Renaud Guigon (mensuisier) encadrant technique, et Laurent à l'atelier menuiserie.

Crédit photo Tim Douet
Le chantier d’insertion Les Ateliers Marianne, à Pont-de-Claix (Isère), propose un espace de création autour du bois et du tissu à un public très éloigné de l’emploi. Renforcer des savoir-faire et redonner confiance dans un projet d’économie responsable, ce projet ambitieux se vit et se visite.

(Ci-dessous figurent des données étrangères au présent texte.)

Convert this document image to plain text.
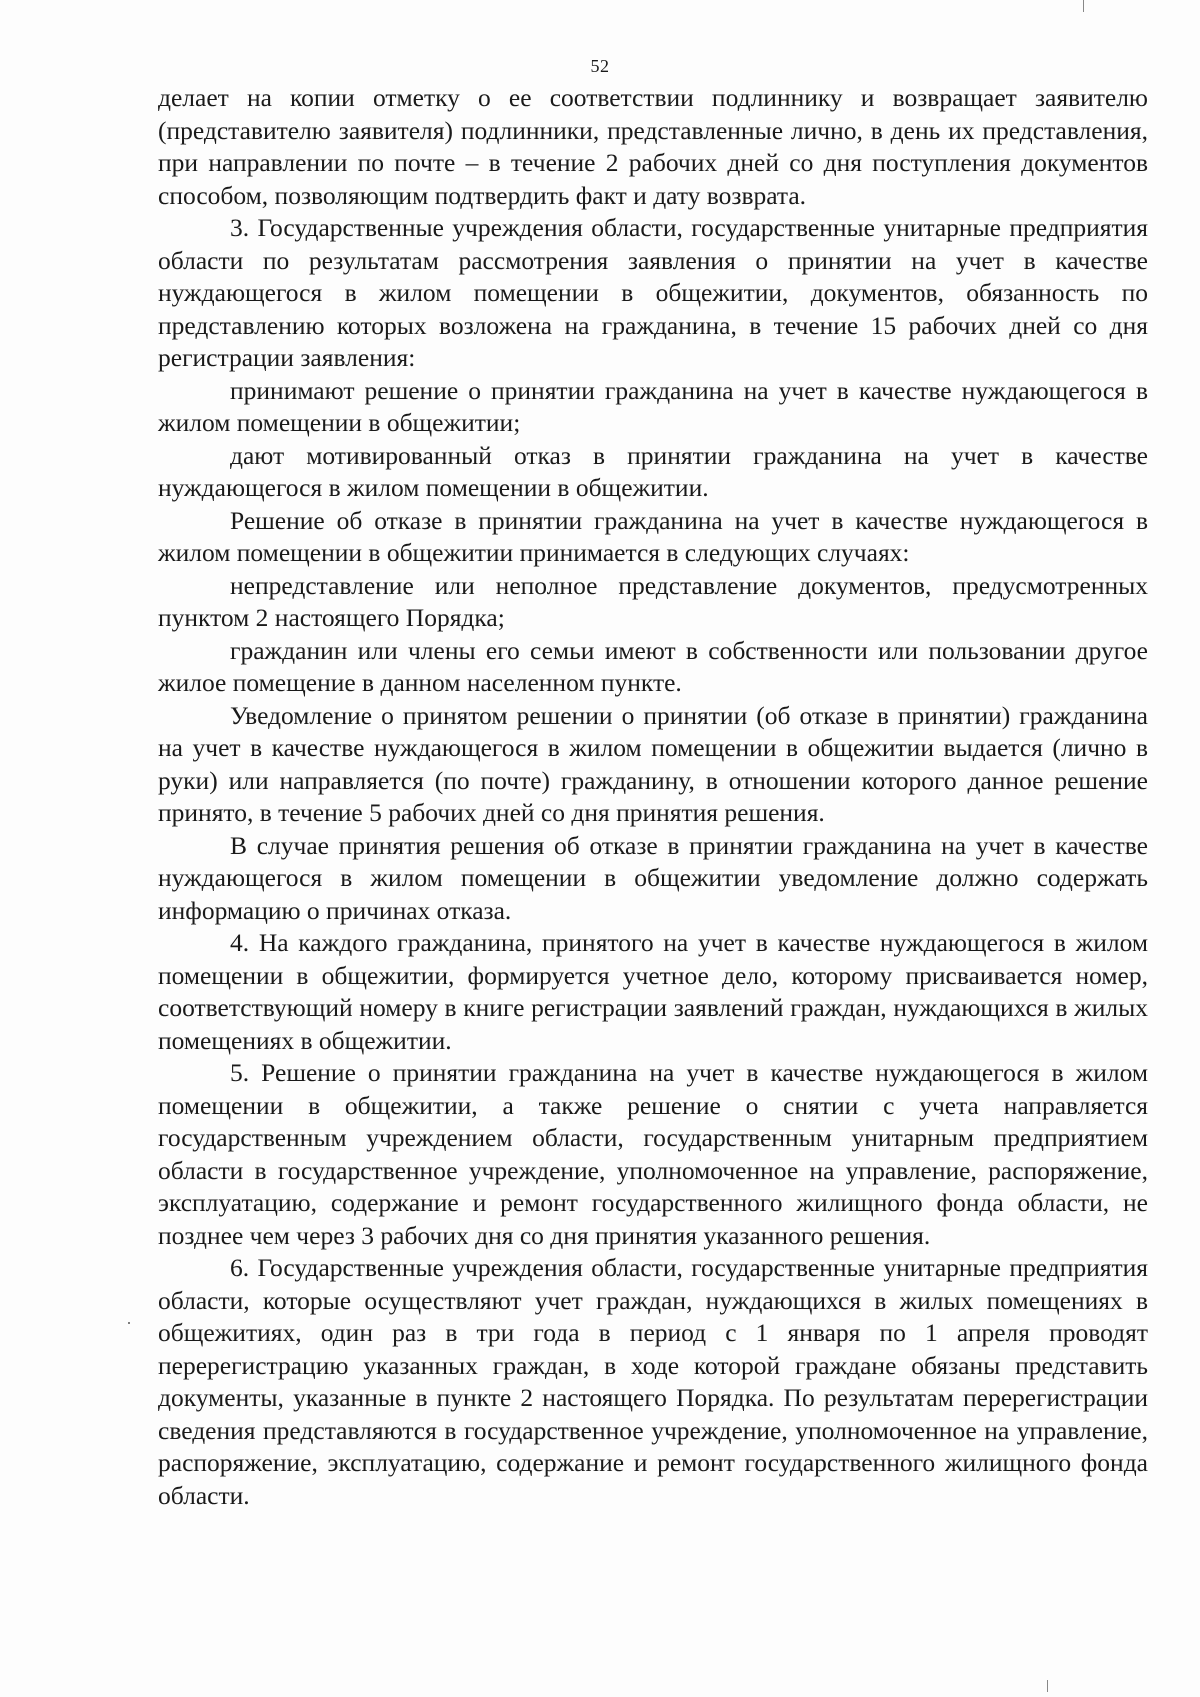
52

делает на копии отметку о ее соответствии подлиннику и возвращает заявителю (представителю заявителя) подлинники, представленные лично, в день их представления, при направлении по почте – в течение 2 рабочих дней со дня поступления документов способом, позволяющим подтвердить факт и дату возврата.

3. Государственные учреждения области, государственные унитарные предприятия области по результатам рассмотрения заявления о принятии на учет в качестве нуждающегося в жилом помещении в общежитии, документов, обязанность по представлению которых возложена на гражданина, в течение 15 рабочих дней со дня регистрации заявления:

принимают решение о принятии гражданина на учет в качестве нуждающегося в жилом помещении в общежитии;

дают мотивированный отказ в принятии гражданина на учет в качестве нуждающегося в жилом помещении в общежитии.

Решение об отказе в принятии гражданина на учет в качестве нуждающегося в жилом помещении в общежитии принимается в следующих случаях:

непредставление или неполное представление документов, предусмотренных пунктом 2 настоящего Порядка;

гражданин или члены его семьи имеют в собственности или пользовании другое жилое помещение в данном населенном пункте.

Уведомление о принятом решении о принятии (об отказе в принятии) гражданина на учет в качестве нуждающегося в жилом помещении в общежитии выдается (лично в руки) или направляется (по почте) гражданину, в отношении которого данное решение принято, в течение 5 рабочих дней со дня принятия решения.

В случае принятия решения об отказе в принятии гражданина на учет в качестве нуждающегося в жилом помещении в общежитии уведомление должно содержать информацию о причинах отказа.

4. На каждого гражданина, принятого на учет в качестве нуждающегося в жилом помещении в общежитии, формируется учетное дело, которому присваивается номер, соответствующий номеру в книге регистрации заявлений граждан, нуждающихся в жилых помещениях в общежитии.

5. Решение о принятии гражданина на учет в качестве нуждающегося в жилом помещении в общежитии, а также решение о снятии с учета направляется государственным учреждением области, государственным унитарным предприятием области в государственное учреждение, уполномоченное на управление, распоряжение, эксплуатацию, содержание и ремонт государственного жилищного фонда области, не позднее чем через 3 рабочих дня со дня принятия указанного решения.

6. Государственные учреждения области, государственные унитарные предприятия области, которые осуществляют учет граждан, нуждающихся в жилых помещениях в общежитиях, один раз в три года в период с 1 января по 1 апреля проводят перерегистрацию указанных граждан, в ходе которой граждане обязаны представить документы, указанные в пункте 2 настоящего Порядка. По результатам перерегистрации сведения представляются в государственное учреждение, уполномоченное на управление, распоряжение, эксплуатацию, содержание и ремонт государственного жилищного фонда области.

« Aux Ateliers Marianne, on commence toujours par la visite. Il faut comprendre l’âme du lieu pour saisir notre projet social. » Elégamment vêtue d’un tailleur jaune et noir, la directrice, Magda Mokhbi, nous embarque dans les couloirs. Un tour d’horizon rapide éveille l’imaginaire d’un théâtre : le large accueil en guise de billetterie, les tables conviviales comme vestibule, des escaliers qui mèneraient aux gradins… Mais le tumulte ambiant fait vite dissiper le songe. Il suffit de tendre l’oreille pour que le projet social se rappelle aux visiteurs. Ce qu’on devine être des cliquetis de machines à coudre se mêle aux stridences des ponceuses, aux découpes de la scie circulaire, aux bips de camions qui déposent des palettes de bois, ou encore aux voix qui s’élèvent par-dessus le brouhaha… Sans rien voir, le chantier d’insertion se devine dans ses parcelles sonores : un atelier de menuiserie en bas, un autre de couture à l’étage.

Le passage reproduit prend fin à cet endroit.